Más allá del aburrimiento profundo: reseña de "La sociedad del cansancio" de Byung-chul Han
Cada momento es el final de los tiempos y, de esta manera, cada texto es la culminación de todos los que lo preceden. ¿En qué contribuye el libro de Byung-chul Han a la historia de la filosofía? Es una continuación del psicoanálisis del siglo XX, que todavía inunda el discurso académico moderno, enfermamente contaminado de influencias deleuzianas. La premisa es evidente, quizá incluso fútil. Han no es la persona más calificada para discutir la epidemia de enfermedades mentales que aqueja a la sociedad contemporánea. Entre líneas, me parece que el autor es consciente de ello; una paráfrasis de Heidegger, que sin duda será de mayor interés para sus lectores, pasa desapercibida, no se cita la fuente ni se le da más importancia que una mención pasajera; no así una cita a un artículo del área de inmunología, completamente fuera de lugar para un libro de materia filosófica y que, intuyo, sirve solamente para justificar el excesivo uso de terminología médica del que Han hace gala en la obra.
Como otras obras que saturan el discurso contemporáneo, el libro busca dar inicio a una nueva definición de una problemática existente. Como otras obras, lo hace a través de la invención de una terminología que, por lo menos, es metafórica y no completamente arbitraria. Han escoge la ya cansada analogía de la sociedad como un organismo biológico.

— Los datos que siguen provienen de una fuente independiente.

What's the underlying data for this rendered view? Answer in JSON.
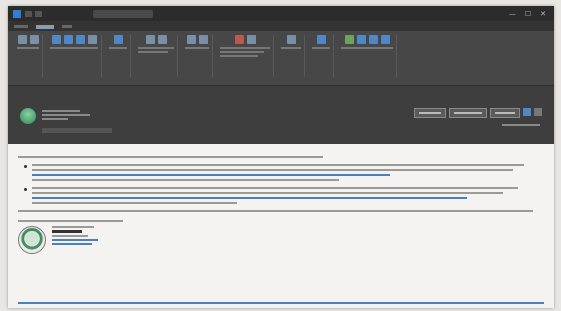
{
  "window": {
    "title": "",
    "controls": [
      "—",
      "☐",
      "✕"
    ]
  },
  "menubar": {
    "tabs": []
  },
  "header": {
    "subject": "",
    "sender_line": "",
    "actions": []
  },
  "body": {
    "greeting": "",
    "intro": "",
    "closing": "",
    "sign_off": ""
  },
  "colors": {
    "accent": "#4f87c7",
    "link": "#4a7fc2",
    "brand_green": "#2c8a58"
  }
}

En este aspecto, recuerda a la catastrófica obra magna de Deleuze y Guatari, Anti-Edipo, sin llegar a los niveles de palabrería cacofónica de ésta, pese a que no le dista por mucho. El autor construye esta metáfora para luego clasificarla como inadecuada. En otras palabras, edifica un castillo de arena y se jacta después de su destrucción. Pretende demeritar el denominado sistema inmunológico sin abandonar nunca su contexto. La sociedad, quizá la occidental en específico, es un organismo vivo pese a que ya no se defiende contra agentes externos. El autor repite la falaz sentencia, parafraseando a Borges, de que todos los lugares son distintos o de que son iguales. Erróneamente, Han describe la decadente hegemonía occidental como un síntoma del sincretismo cultural.

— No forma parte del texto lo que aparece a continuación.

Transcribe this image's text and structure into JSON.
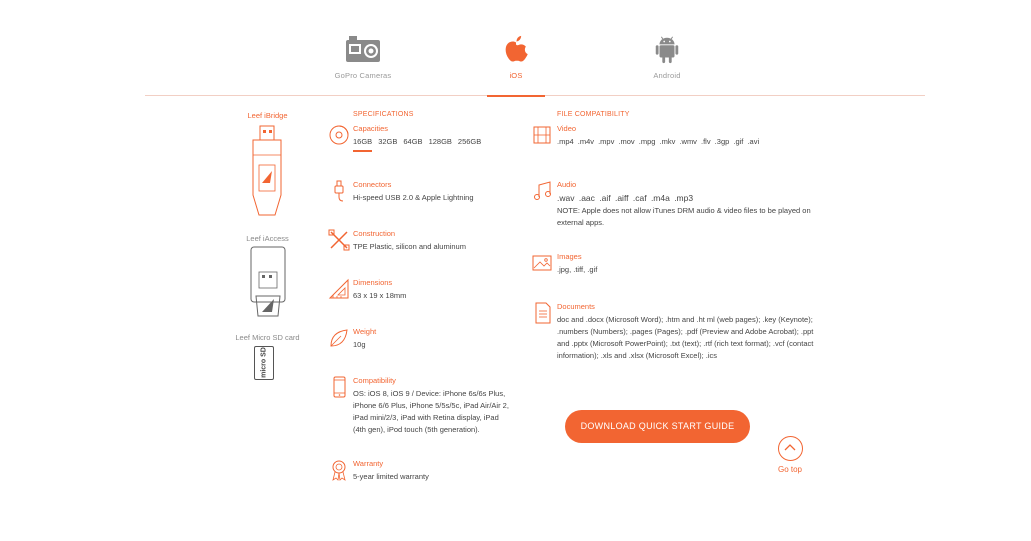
{
  "tabs": [
    {
      "label": "GoPro Cameras",
      "icon": "gopro-camera-icon"
    },
    {
      "label": "iOS",
      "icon": "apple-icon"
    },
    {
      "label": "Android",
      "icon": "android-icon"
    }
  ],
  "devices": [
    {
      "label": "Leef iBridge"
    },
    {
      "label": "Leef iAccess"
    },
    {
      "label": "Leef Micro SD card",
      "card_text": "micro SD"
    }
  ],
  "specs": {
    "title": "SPECIFICATIONS",
    "capacities": {
      "title": "Capacities",
      "sizes": [
        "16GB",
        "32GB",
        "64GB",
        "128GB",
        "256GB"
      ],
      "selected": "16GB"
    },
    "connectors": {
      "title": "Connectors",
      "text": "Hi-speed USB 2.0 & Apple Lightning"
    },
    "construction": {
      "title": "Construction",
      "text": "TPE Plastic, silicon and aluminum"
    },
    "dimensions": {
      "title": "Dimensions",
      "text": "63 x 19 x 18mm"
    },
    "weight": {
      "title": "Weight",
      "text": "10g"
    },
    "compatibility": {
      "title": "Compatibility",
      "lines": [
        "OS: iOS 8, iOS 9 / Device: iPhone 6s/6s Plus,",
        "iPhone 6/6 Plus, iPhone 5/5s/5c, iPad Air/Air 2,",
        "iPad mini/2/3, iPad with Retina display, iPad",
        "(4th gen), iPod touch (5th generation)."
      ]
    },
    "warranty": {
      "title": "Warranty",
      "text": "5-year limited warranty"
    }
  },
  "files": {
    "title": "FILE COMPATIBILITY",
    "video": {
      "title": "Video",
      "text": ".mp4 .m4v .mpv .mov .mpg .mkv .wmv .flv .3gp .gif .avi"
    },
    "audio": {
      "title": "Audio",
      "text": ".wav .aac .aif .aiff .caf .m4a .mp3",
      "note_lines": [
        "NOTE: Apple does not allow iTunes DRM audio & video files to be played on",
        "external apps."
      ]
    },
    "images": {
      "title": "Images",
      "text": ".jpg, .tiff, .gif"
    },
    "documents": {
      "title": "Documents",
      "lines": [
        "doc and .docx (Microsoft Word); .htm and .ht ml (web pages); .key (Keynote);",
        ".numbers (Numbers); .pages (Pages); .pdf (Preview and Adobe Acrobat); .ppt",
        "and .pptx (Microsoft PowerPoint); .txt (text); .rtf (rich text format); .vcf (contact",
        "information); .xls and .xlsx (Microsoft Excel); .ics"
      ]
    }
  },
  "cta": {
    "download_label": "DOWNLOAD QUICK START GUIDE",
    "gotop_label": "Go top"
  },
  "colors": {
    "accent": "#f26532",
    "text": "#444444",
    "muted": "#9a9a9a",
    "icon_gray": "#8a8a8a"
  }
}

El autor clasifica, con más soberbia que razón, a las patologías modernas como digestivas y neuronales, de nuevo, recordando al Anti-Edipo y su imperante necesidad de categorización anatómica. Critica a Baudrillard como inadecuado, sin dejar de cometer los mismos traspiés, es decir, identifica a la sociedad contemporánea atributos fisiológicos. El autor, sin embargo, va más allá al definir patologías psicológicas como consecuencia de este supuesto entorno social. Que la pobre salud mental del individuo moderno está dictaminada por su entorno no sorprende a nadie. Han, no obstante, busca renovar el anticuado discurso cambiando su génesis del capitalismo que es el principal acusado en las fuentes socialistas para dirigirlo a “una sociedad que es demasiado igual”.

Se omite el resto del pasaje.